In Chapter 1, Introduction to SOA Testing, we learnt how to configure SoapUI to test the services from a security perspective. In this chapter we will cover the following topics in detail:
- Security testing in SOA world
- Generating security attacks and analyzing any vulnerabilities
- A real-time example of security testing in Web services
Service-oriented architecture, as the name implies, is a collection of loosely coupled services which can be over the same or different network. These services talk to multiple databases and share lots of critical information within the organizational services as well as third-parties. The sharing of complex information across multiple WAN and multiple third-party services across enterprises raises concerns for the stakeholders.
Let's have a look at few of the attack types:
- SQL injection: The purpose of this attack is to gain access to the database or to get an inappropriate response when we pass SQL fragments in the request parameters.
- XPath injection: The purpose of this attack type is to extract information from an XML database.
- XML bomb: The purpose of this attack is to result in denial of service for an application. This attacks works by overloading the XML parser recursively by using the entities defined in the DTD.
- Cross-site scripting attack: This is a very powerful attack if used in the right combination, this attack targets the user using the application and is capable of transferring the user to unknown locations on the Web, or steal a user's password by capturing keyboard inputs.
As you can see SOA applications are very vulnerable, which raises a need to security test SOA architecture.

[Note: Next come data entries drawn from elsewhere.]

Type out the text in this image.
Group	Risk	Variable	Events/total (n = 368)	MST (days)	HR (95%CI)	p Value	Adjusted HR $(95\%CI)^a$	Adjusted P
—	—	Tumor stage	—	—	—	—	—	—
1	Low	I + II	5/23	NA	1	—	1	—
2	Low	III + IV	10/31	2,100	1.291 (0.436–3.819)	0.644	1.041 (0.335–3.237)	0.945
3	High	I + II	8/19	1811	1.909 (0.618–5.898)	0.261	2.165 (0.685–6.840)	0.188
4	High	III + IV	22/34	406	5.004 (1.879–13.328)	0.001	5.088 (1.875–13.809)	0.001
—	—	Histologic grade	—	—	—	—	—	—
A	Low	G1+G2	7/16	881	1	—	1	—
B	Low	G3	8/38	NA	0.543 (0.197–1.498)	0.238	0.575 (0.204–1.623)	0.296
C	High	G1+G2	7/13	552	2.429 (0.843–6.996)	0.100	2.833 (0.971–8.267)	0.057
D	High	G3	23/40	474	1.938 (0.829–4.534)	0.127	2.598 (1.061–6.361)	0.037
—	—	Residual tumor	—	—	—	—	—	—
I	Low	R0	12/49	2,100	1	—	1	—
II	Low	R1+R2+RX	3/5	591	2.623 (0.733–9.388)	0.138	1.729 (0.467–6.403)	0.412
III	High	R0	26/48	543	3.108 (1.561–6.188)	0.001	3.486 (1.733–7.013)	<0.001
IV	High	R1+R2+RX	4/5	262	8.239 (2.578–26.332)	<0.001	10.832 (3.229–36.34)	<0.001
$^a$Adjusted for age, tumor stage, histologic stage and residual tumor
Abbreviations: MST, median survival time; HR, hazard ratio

SmartBear SoapUI provides you with a set of readymade features and functionalities to test your web services for the following vulnerabilities:
- SQL injection:
- XPath injection
- Fuzzing scan
- Invalid types
- Boundary scans
- Malformed XML
- XML bomb
- Malicious attachment
- CSS attack
- Custom scan
The preceding scan helps to check for any vulnerability that exists in the service and helps us identify security threats more easily.

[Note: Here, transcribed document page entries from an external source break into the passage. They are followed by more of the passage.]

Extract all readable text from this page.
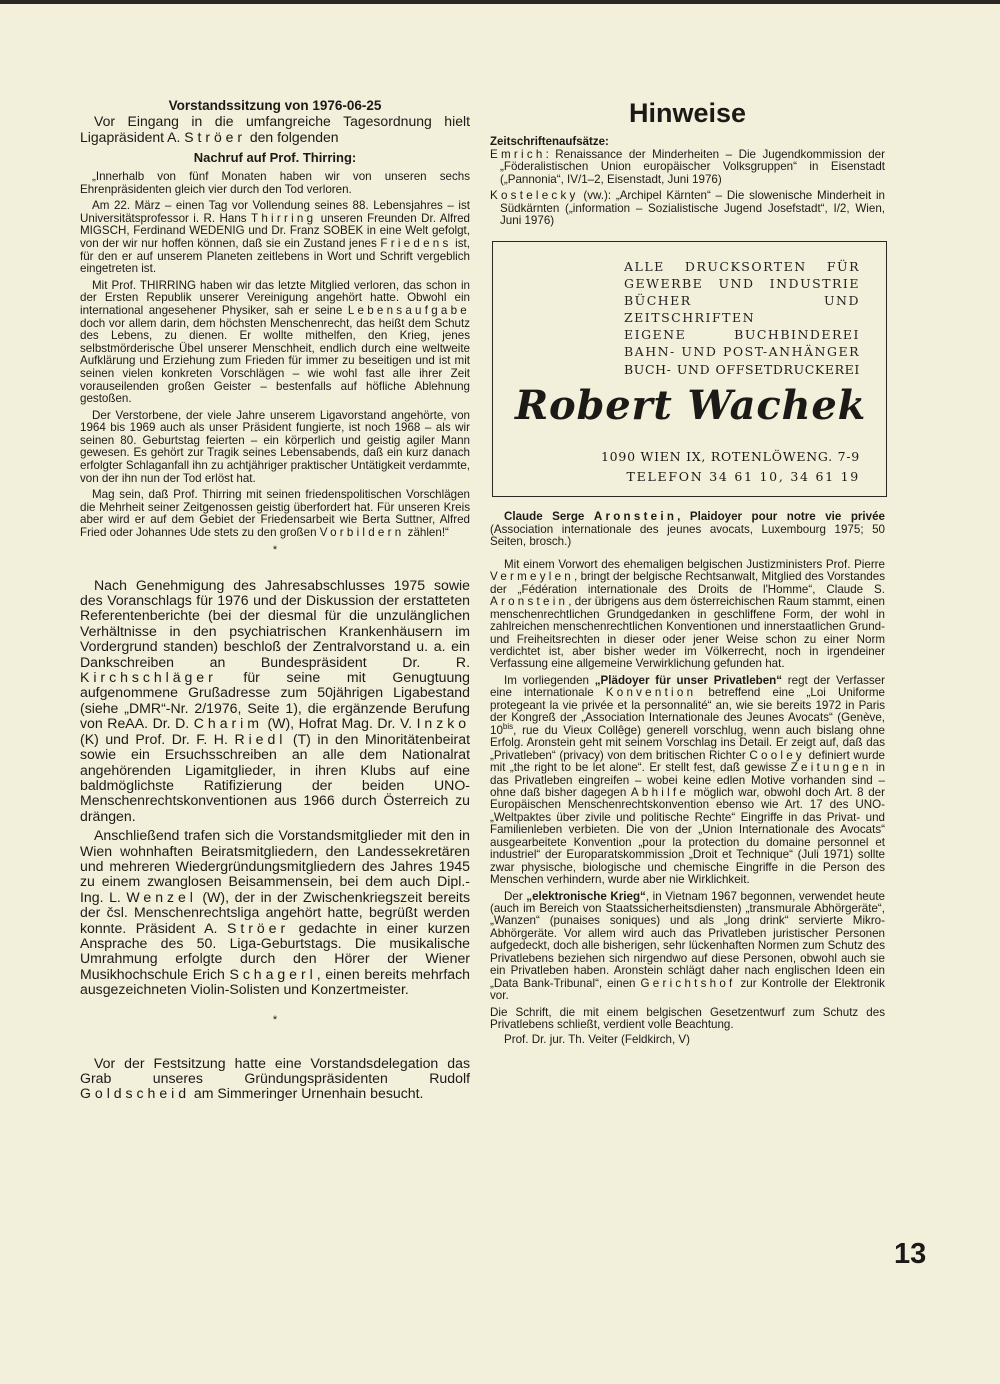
Vorstandssitzung von 1976-06-25

Vor Eingang in die umfangreiche Tagesordnung hielt Ligapräsident A. Ströer den folgenden

Nachruf auf Prof. Thirring:

„Innerhalb von fünf Monaten haben wir von unseren sechs Ehrenpräsidenten gleich vier durch den Tod verloren.

Am 22. März – einen Tag vor Vollendung seines 88. Lebensjahres – ist Universitätsprofessor i. R. Hans Thirring unseren Freunden Dr. Alfred MIGSCH, Ferdinand WEDENIG und Dr. Franz SOBEK in eine Welt gefolgt, von der wir nur hoffen können, daß sie ein Zustand jenes Friedens ist, für den er auf unserem Planeten zeitlebens in Wort und Schrift vergeblich eingetreten ist.

Mit Prof. THIRRING haben wir das letzte Mitglied verloren, das schon in der Ersten Republik unserer Vereinigung angehört hatte. Obwohl ein international angesehener Physiker, sah er seine Lebensaufgabe doch vor allem darin, dem höchsten Menschenrecht, das heißt dem Schutz des Lebens, zu dienen. Er wollte mithelfen, den Krieg, jenes selbstmörderische Übel unserer Menschheit, endlich durch eine weltweite Aufklärung und Erziehung zum Frieden für immer zu beseitigen und ist mit seinen vielen konkreten Vorschlägen – wie wohl fast alle ihrer Zeit vorauseilenden großen Geister – bestenfalls auf höfliche Ablehnung gestoßen.

Der Verstorbene, der viele Jahre unserem Ligavorstand angehörte, von 1964 bis 1969 auch als unser Präsident fungierte, ist noch 1968 – als wir seinen 80. Geburtstag feierten – ein körperlich und geistig agiler Mann gewesen. Es gehört zur Tragik seines Lebensabends, daß ein kurz danach erfolgter Schlaganfall ihn zu achtjähriger praktischer Untätigkeit verdammte, von der ihn nun der Tod erlöst hat.

Mag sein, daß Prof. Thirring mit seinen friedenspolitischen Vorschlägen die Mehrheit seiner Zeitgenossen geistig überfordert hat. Für unseren Kreis aber wird er auf dem Gebiet der Friedensarbeit wie Berta Suttner, Alfred Fried oder Johannes Ude stets zu den großen Vorbildern zählen!“

*

Nach Genehmigung des Jahresabschlusses 1975 sowie des Voranschlags für 1976 und der Diskussion der erstatteten Referentenberichte (bei der diesmal für die unzulänglichen Verhältnisse in den psychiatrischen Krankenhäusern im Vordergrund standen) beschloß der Zentralvorstand u. a. ein Dankschreiben an Bundespräsident Dr. R. Kirchschläger für seine mit Genugtuung aufgenommene Grußadresse zum 50jährigen Ligabestand (siehe „DMR“-Nr. 2/1976, Seite 1), die ergänzende Berufung von ReAA. Dr. D. Charim (W), Hofrat Mag. Dr. V. Inzko (K) und Prof. Dr. F. H. Riedl (T) in den Minoritätenbeirat sowie ein Ersuchsschreiben an alle dem Nationalrat angehörenden Ligamitglieder, in ihren Klubs auf eine baldmöglichste Ratifizierung der beiden UNO-Menschenrechtskonventionen aus 1966 durch Österreich zu drängen.

Anschließend trafen sich die Vorstandsmitglieder mit den in Wien wohnhaften Beiratsmitgliedern, den Landessekretären und mehreren Wiedergründungsmitgliedern des Jahres 1945 zu einem zwanglosen Beisammensein, bei dem auch Dipl.-Ing. L. Wenzel (W), der in der Zwischenkriegszeit bereits der čsl. Menschenrechtsliga angehört hatte, begrüßt werden konnte. Präsident A. Ströer gedachte in einer kurzen Ansprache des 50. Liga-Geburtstags. Die musikalische Umrahmung erfolgte durch den Hörer der Wiener Musikhochschule Erich Schagerl, einen bereits mehrfach ausgezeichneten Violin-Solisten und Konzertmeister.

*

Vor der Festsitzung hatte eine Vorstandsdelegation das Grab unseres Gründungspräsidenten Rudolf Goldscheid am Simmeringer Urnenhain besucht.

Hinweise
Zeitschriftenaufsätze:

Emrich: Renaissance der Minderheiten – Die Jugendkommission der „Föderalistischen Union europäischer Volksgruppen“ in Eisenstadt („Pannonia“, IV/1–2, Eisenstadt, Juni 1976)

Kostelecky (vw.): „Archipel Kärnten“ – Die slowenische Minderheit in Südkärnten („information – Sozialistische Jugend Josefstadt“, I/2, Wien, Juni 1976)

ALLE DRUCKSORTEN FÜR
GEWERBE UND INDUSTRIE
BÜCHER UND ZEITSCHRIFTEN
EIGENE BUCHBINDEREI
BAHN- UND POST-ANHÄNGER
BUCH- UND OFFSETDRUCKEREI
Robert Wachek
1090 WIEN IX, ROTENLÖWENG. 7-9
TELEFON 34 61 10, 34 61 19

Claude Serge Aronstein, Plaidoyer pour notre vie privée (Association internationale des jeunes avocats, Luxembourg 1975; 50 Seiten, brosch.)

Mit einem Vorwort des ehemaligen belgischen Justizministers Prof. Pierre Vermeylen, bringt der belgische Rechtsanwalt, Mitglied des Vorstandes der „Fédération internationale des Droits de l'Homme“, Claude S. Aronstein, der übrigens aus dem österreichischen Raum stammt, einen menschenrechtlichen Grundgedanken in geschliffene Form, der wohl in zahlreichen menschenrechtlichen Konventionen und innerstaatlichen Grund- und Freiheitsrechten in dieser oder jener Weise schon zu einer Norm verdichtet ist, aber bisher weder im Völkerrecht, noch in irgendeiner Verfassung eine allgemeine Verwirklichung gefunden hat.

Im vorliegenden „Plädoyer für unser Privatleben“ regt der Verfasser eine internationale Konvention betreffend eine „Loi Uniforme protegeant la vie privée et la personnalité“ an, wie sie bereits 1972 in Paris der Kongreß der „Association Internationale des Jeunes Avocats“ (Genève, $10^{bis}$, rue du Vieux Collêge) generell vorschlug, wenn auch bislang ohne Erfolg. Aronstein geht mit seinem Vorschlag ins Detail. Er zeigt auf, daß das „Privatleben“ (privacy) von dem britischen Richter Cooley definiert wurde mit „the right to be let alone“. Er stellt fest, daß gewisse Zeitungen in das Privatleben eingreifen – wobei keine edlen Motive vorhanden sind – ohne daß bisher dagegen Abhilfe möglich war, obwohl doch Art. 8 der Europäischen Menschenrechtskonvention ebenso wie Art. 17 des UNO-„Weltpaktes über zivile und politische Rechte“ Eingriffe in das Privat- und Familienleben verbieten. Die von der „Union Internationale des Avocats“ ausgearbeitete Konvention „pour la protection du domaine personnel et industriel“ der Europaratskommission „Droit et Technique“ (Juli 1971) sollte zwar physische, biologische und chemische Eingriffe in die Person des Menschen verhindern, wurde aber nie Wirklichkeit.

Der „elektronische Krieg“, in Vietnam 1967 begonnen, verwendet heute (auch im Bereich von Staatssicherheitsdiensten) „transmurale Abhörgeräte“, „Wanzen“ (punaises soniques) und als „long drink“ servierte Mikro-Abhörgeräte. Vor allem wird auch das Privatleben juristischer Personen aufgedeckt, doch alle bisherigen, sehr lückenhaften Normen zum Schutz des Privatlebens beziehen sich nirgendwo auf diese Personen, obwohl auch sie ein Privatleben haben. Aronstein schlägt daher nach englischen Ideen ein „Data Bank-Tribunal“, einen Gerichtshof zur Kontrolle der Elektronik vor.

Die Schrift, die mit einem belgischen Gesetzentwurf zum Schutz des Privatlebens schließt, verdient volle Beachtung.

Prof. Dr. jur. Th. Veiter (Feldkirch, V)

13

SoapUI also provides us with an option to custom scan, where you can create your own security test with the help of Groovy or JavaScript.
In the following screenshot you can see an option to Security Tests just below Load Tests in SoapUI:
Let's see how we configure a security test in SoapUI:
- To add a test, right-click on Security Tests and select New SecurityTest:
- Now select New SecurityTest and verify that a popup asking the name of the security test opens:
- Select the name of the security test and click on OK.
- After that you will have a security test configuration window open on the screen; for the Service operation of your test case, in cases where there are multiple operations in the same test case, you can configure for multiple operations in a single security test as well.
- For this pane you can select and configure scans on your service operations.
- To add a scan click on the selected icon in the following screenshot:
- After selecting the icon you can now select the scan you want to generate on your operation:
- After that you can configure your scan for the relevant parameter by configuring the XPath of the parameter in the request. Once you select the test and click on the OK button you will be routed to the following screen:
Once you are done with entering the details, you can then add the test with the Add button. Once you add the test you can leave the window by clicking on the Close button.
- After that you can select Assertions and Strategy from the options:
- You are now ready to run your security test with boundary scan for the search service method and we will be testing the service for sensitive information exposure in response.